Shônen, Shôjo, Seinen du Japon à la France

Au cours d’une discussion sur le manga avec quelques lecteurs assidus, mais peu introduits aux arcanes des genres, ressortit l’idée, galvaudée mais si vraie, que les manga étaient en France distribués sous une étiquette unique, alors qu’ils sont d’une diversité au moins égale à celles de nos BD ou de nos romans. Malgré les efforts importants des éditeurs dans ce domaine, la séparation entre les genres, et la gestion de l’information des publics sur les contenus possibles de certains manga, restent encore des chantiers importants.


D’une nécessité de cataloguer, à une catégorisation qui révèle une grande différence entre édition de manga au Japon, et édition de manga en France.
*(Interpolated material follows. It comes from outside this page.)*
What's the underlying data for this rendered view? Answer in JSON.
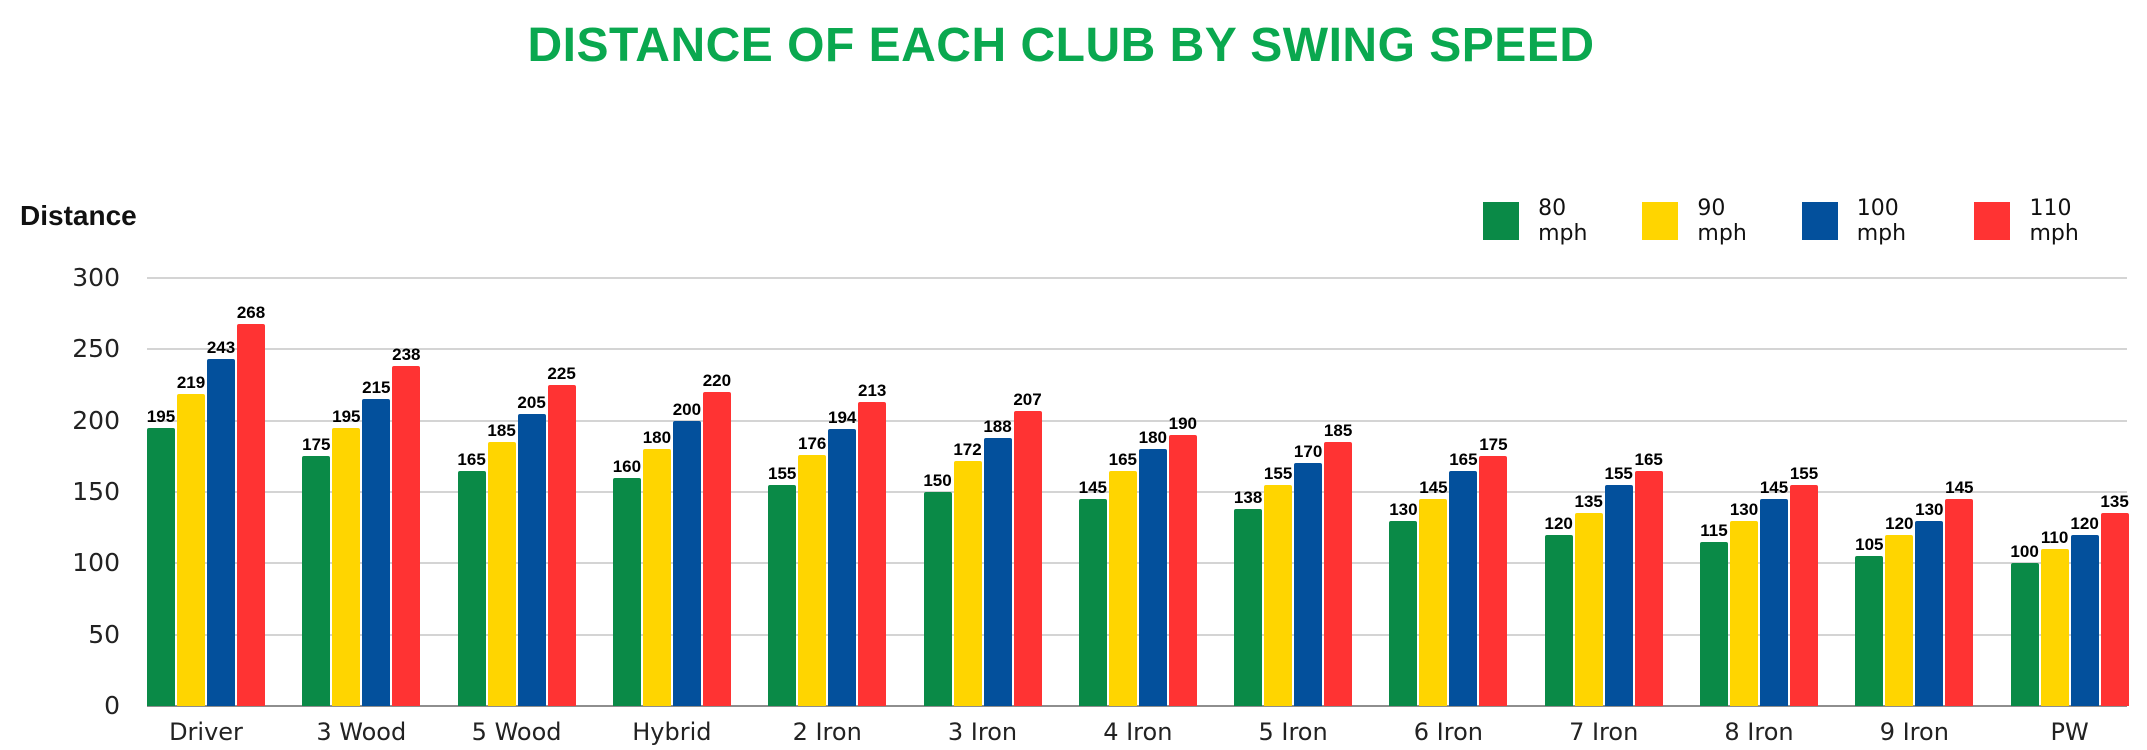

Les éditeurs suivent à présent des politiques d’information autour des genres des manga, dont on retiendra principalement les trois piliers : Shônen, Shôjo et Seinen. Brièvement, on peut dire que les Shônen concernent les jeunes garçons, les Shôjo les jeunes filles et les Seinen les adultes [1]. Bien sûr, les distinctions entre ces genres sont aussi floues qu’entre ces âges de la vie, où la mâturité personnelle joue un grand rôle, et d’une manière générale on constate qu’il s’agit surtout d’une étiquette pour orienter le public vers les manga qui sont susceptibles de lui plaire. Chacun puise ensuite à loisir dans ces réservoirs, et généralement à plusieurs d’entre eux.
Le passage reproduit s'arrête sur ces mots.